Yingchao Liu¹^,2^* , Jinsong Wu²^* , Guoquan Yan³ , Ruiping Hou⁴ , Dongxiao Zhuang² , Luping Chen² , Qi Pang¹ and Jianhong Zhu²^,5

¹Department of Neurosurgery, Shandong Provincial hospital affiliated to Shandong University, Jinan, 250021, China

²Shanghai Neurosurgical Center, Department of Neurosurgery, Huashan Hospital, Shanghai Medical College, Fudan University, Shanghai, 200040, China

³Department of Chemistry, Fudan University, Institutes for Biomedical Sciences, Fudan University, Shanghai, 200433, China

⁴Department of Gastroenterology, Shandong Provincial Qianfoshan Hospital affiliated to Shandong University, Jinan, 250014, China

⁵National Key Lab for Medical Neurobiology, Institutes of Brain Sciences, Fudan University, Shanghai, 200032, China

author email corresponding author email* Contributed equally

Proteome Science 2010, 8:2doi:10.1186/1477-5956-8-2


Published:	29 January 2010

Abstract

Background

Pituitary adenomas, the third most common intracranial tumor, comprise nearly 16.7% of intracranial neoplasm and 25%-44% of pituitary adenomas are prolactinomas. Prolactinoma represents a complex heterogeneous mixture of cells including prolactin (PRL), endothelial cells, fibroblasts, and other stromal cells, making it difficult to dissect the molecular and cellular mechanisms of prolactin cells in pituitary tumorigenesis through high-throughout-omics analysis.

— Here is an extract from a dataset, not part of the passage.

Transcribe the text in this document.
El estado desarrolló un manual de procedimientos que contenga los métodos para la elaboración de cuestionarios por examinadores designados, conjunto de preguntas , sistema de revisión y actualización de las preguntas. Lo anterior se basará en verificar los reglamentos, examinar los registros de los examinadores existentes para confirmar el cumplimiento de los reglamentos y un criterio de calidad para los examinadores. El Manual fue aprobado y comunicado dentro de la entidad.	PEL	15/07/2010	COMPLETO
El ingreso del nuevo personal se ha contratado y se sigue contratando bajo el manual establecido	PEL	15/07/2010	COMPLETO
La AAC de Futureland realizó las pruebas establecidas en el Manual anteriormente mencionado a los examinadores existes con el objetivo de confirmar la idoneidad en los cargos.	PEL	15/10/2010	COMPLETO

Our newly developed immuno-laser capture microdissection (LCM) method would permit rapid and reliable procurement of prolactin cells from this heterogeneous tissue. Thus, prolactin cell specific molecular events involved in pituitary tumorigenesis and cell signaling can be approached by proteomic analysis.

Results

Proteins from immuno-LCM captured prolactin cells were digested; resulting peptides were separated by two dimensional-nanoscale liquid chromatography (2D-nanoLC/MS) and characterized by tandem mass spectrometry. All MS/MS spectrums were analyzed by SEQUEST against the human International Protein Index database and a specific prolactinoma proteome consisting of 2243 proteins was identified. This collection of identified proteins by far represents the largest and the most comprehensive database of proteome for prolactinoma. Category analysis of the proteome revealed a widely unbiased access to various proteins with diverse functional characteristics.

Conclusions

This manuscript described a more comprehensive proteomic profile of prolactinomas compared to other previous published reports. Thanks to the application of immuno-LCM combined with online two-dimensional nano-scale liquid chromatography here permitted identification of more proteins and, to our best knowledge, generated the largest prolactinoma proteome. This enlarged proteome would contribute significantly to further understanding of prolactinoma tumorigenesis which is crucial to the management of prolactinomas.